Preparing data
Every data visualization begins with data, and organizing it properly makes it easier to create clear visuals and communicate your message effectively. Data collected directly from a source is known as raw data. The process of preparing your data before uploading it is called data preprocessing. Data preprocessing (also called data cleansing) involves refining the raw data to remove inconsistencies, such as entry errors or outliers. This can be done using spreadsheet tools like Excel. This guide will help you understand the basic concepts behind this process and show you how to apply them in your daily work.
Collecting the data
Make sure your data source is reliable, and aim to find one that offers the most complete dataset available. When downloading data, choose common file formats such as CSV or XLS. Downloading data from a good source will make the preprocessing step much easier.
In recent years, the availability of public data has grown significantly, driven by increased transparency from governments and contributions from global organizations like the United Nations and the World Bank. Many of these organizations provide dedicated data portals where you can easily search for and download the data you need.
Preprocessing the data
Data preprocessing covers a range of actions, but most commonly, you’ll need to filter data, select the right data format, and apply calculations.
Filter the data
The first step in cleaning your data is to remove any unnecessary entries. This could mean excluding certain categories, observations, or time periods that are not relevant to your analysis. For smaller datasets, you can do this manually, while larger datasets benefit from filtering tools available in spreadsheet programs. You can use predefined filters or create your own rules to sort rows and columns efficiently.
Label rows and columns
Descriptive row and column names make your dataset easier to navigate. Use concise but clear labels, and consider abbreviations for long words. Include time periods in labels, such as gdp_2015 for GDP data in 2015 or gov_dev for government development data.

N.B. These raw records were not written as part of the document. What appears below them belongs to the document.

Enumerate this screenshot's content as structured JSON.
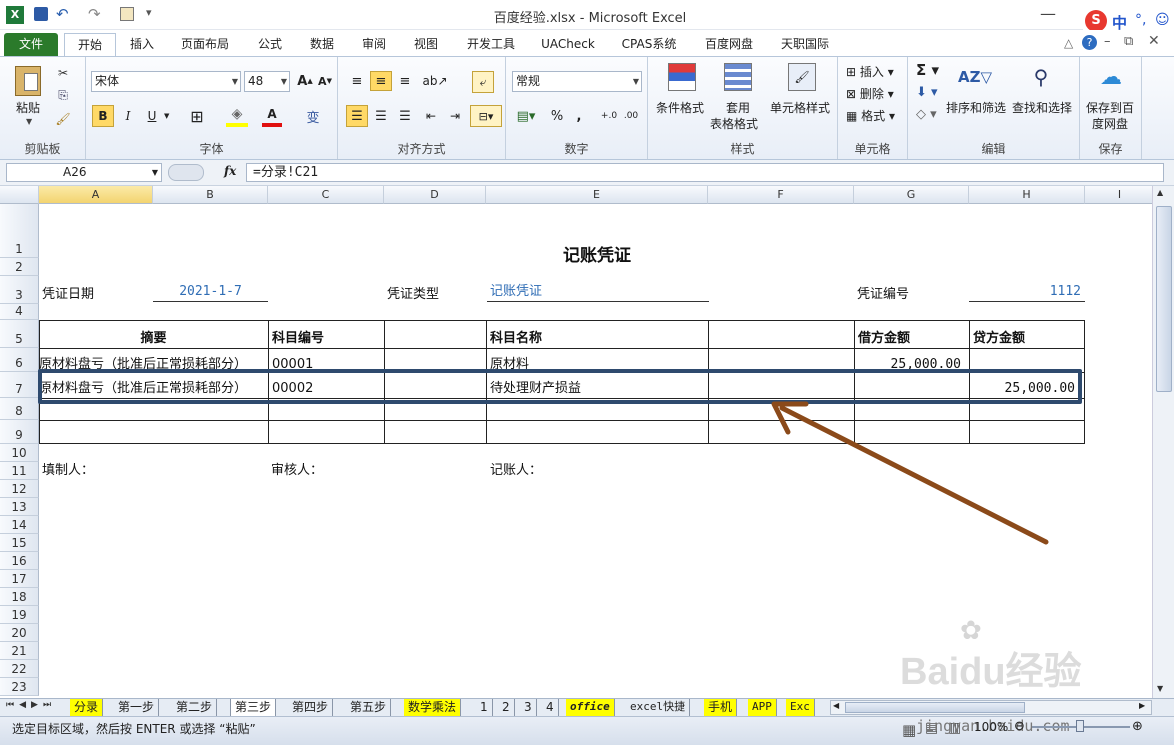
{
  "window": {
    "title": "百度经验.xlsx  -  Microsoft Excel",
    "ime": "中"
  },
  "tabs": [
    {
      "label": "文件",
      "active": false,
      "file": true
    },
    {
      "label": "开始",
      "active": true
    },
    {
      "label": "插入"
    },
    {
      "label": "页面布局"
    },
    {
      "label": "公式"
    },
    {
      "label": "数据"
    },
    {
      "label": "审阅"
    },
    {
      "label": "视图"
    },
    {
      "label": "开发工具"
    },
    {
      "label": "UACheck"
    },
    {
      "label": "CPAS系统"
    },
    {
      "label": "百度网盘"
    },
    {
      "label": "天职国际"
    }
  ],
  "ribbon": {
    "clipboard": {
      "paste": "粘贴",
      "label": "剪贴板"
    },
    "font": {
      "name": "宋体",
      "size": "48",
      "bold": "B",
      "italic": "I",
      "underline": "U",
      "label": "字体"
    },
    "align": {
      "label": "对齐方式"
    },
    "number": {
      "format": "常规",
      "label": "数字"
    },
    "styles": {
      "cond": "条件格式",
      "table1": "套用",
      "table2": "表格格式",
      "cell": "单元格样式",
      "label": "样式"
    },
    "cells": {
      "insert": "插入",
      "delete": "删除",
      "format": "格式",
      "label": "单元格"
    },
    "editing": {
      "sort": "排序和筛选",
      "find": "查找和选择",
      "label": "编辑"
    },
    "save": {
      "line1": "保存到百",
      "line2": "度网盘",
      "label": "保存"
    }
  },
  "formula_bar": {
    "name_box": "A26",
    "fx": "fx",
    "formula": "=分录!C21"
  },
  "columns": [
    "A",
    "B",
    "C",
    "D",
    "E",
    "F",
    "G",
    "H",
    "I"
  ],
  "rows": [
    "1",
    "2",
    "3",
    "4",
    "5",
    "6",
    "7",
    "8",
    "9",
    "10",
    "11",
    "12",
    "13",
    "14",
    "15",
    "16",
    "17",
    "18",
    "19",
    "20",
    "21",
    "22",
    "23"
  ],
  "sheet": {
    "title": "记账凭证",
    "date_label": "凭证日期",
    "date_value": "2021-1-7",
    "type_label": "凭证类型",
    "type_value": "记账凭证",
    "no_label": "凭证编号",
    "no_value": "1112",
    "headers": {
      "summary": "摘要",
      "code": "科目编号",
      "name": "科目名称",
      "debit": "借方金额",
      "credit": "贷方金额"
    },
    "row6": {
      "summary": "原材料盘亏（批准后正常损耗部分）",
      "code": "00001",
      "name": "原材料",
      "debit": "25,000.00",
      "credit": ""
    },
    "row7": {
      "summary": "原材料盘亏（批准后正常损耗部分）",
      "code": "00002",
      "name": "待处理财产损益",
      "debit": "",
      "credit": "25,000.00"
    },
    "maker": "填制人：",
    "checker": "审核人：",
    "bookkeeper": "记账人："
  },
  "sheet_tabs": [
    {
      "label": "分录",
      "color": "#ffff00"
    },
    {
      "label": "第一步",
      "color": ""
    },
    {
      "label": "第二步",
      "color": ""
    },
    {
      "label": "第三步",
      "color": "#ffffff",
      "active": true
    },
    {
      "label": "第四步",
      "color": ""
    },
    {
      "label": "第五步",
      "color": ""
    },
    {
      "label": "数学乘法",
      "color": "#ffff00"
    },
    {
      "label": "1",
      "color": ""
    },
    {
      "label": "2",
      "color": ""
    },
    {
      "label": "3",
      "color": ""
    },
    {
      "label": "4",
      "color": ""
    },
    {
      "label": "office",
      "color": "#ffff00"
    },
    {
      "label": "excel快捷",
      "color": ""
    },
    {
      "label": "手机",
      "color": "#ffff00"
    },
    {
      "label": "APP",
      "color": "#ffff00"
    },
    {
      "label": "Exc",
      "color": "#ffff00"
    }
  ],
  "status": {
    "message": "选定目标区域，然后按 ENTER 或选择 “粘贴”",
    "zoom": "100%"
  },
  "watermark": {
    "text": "Baidu经验",
    "url": "jingyan.baidu.com"
  },
  "colors": {
    "accent_blue": "#2f6db5",
    "file_green": "#2b7a2b",
    "highlight_box": "#2e4a6e",
    "arrow": "#8b4a1a"
  }
}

Try to establish and follow a consistent naming convention throughout your dataset. This can include using upper and lower case letters consistently or using symbols like underscores (_) to separate words.
Choose a data format
The type of data you have will influence the visualization you can create. The Charts app recognizes three data types: Text, Number, and Date, and uses them to suggest appropriate visualizations.
- Text – use for textual data points and ensure consistent letter casing for uniformity.
- Number – use for numerical values. Watch out for outliers. Avoid formatting like percentages or currency, as most formatting applied in spreadsheets will be ignored by Vizualist Chart. Decimals are supported, and you can specify the number of decimal places before uploading.
- Date – use for time intervals such as years, quarters, months, or even days, hours, and minutes. If you have this data type in your dataset, make sure to pay attention when you format it. Charts requires date data to be in a specific format in order to recognize it.
Apply calculations
Calculations are a common part of data preprocessing. Sometimes the data your need is not available in raw form, but you can apply calculations to raw data and get the numbers you need. These calculations can vary from basic arithmetic operations to advanced statistical calculations. Spreadsheet tools come with variety of formulas that can be used to derive new data from the existing dataset.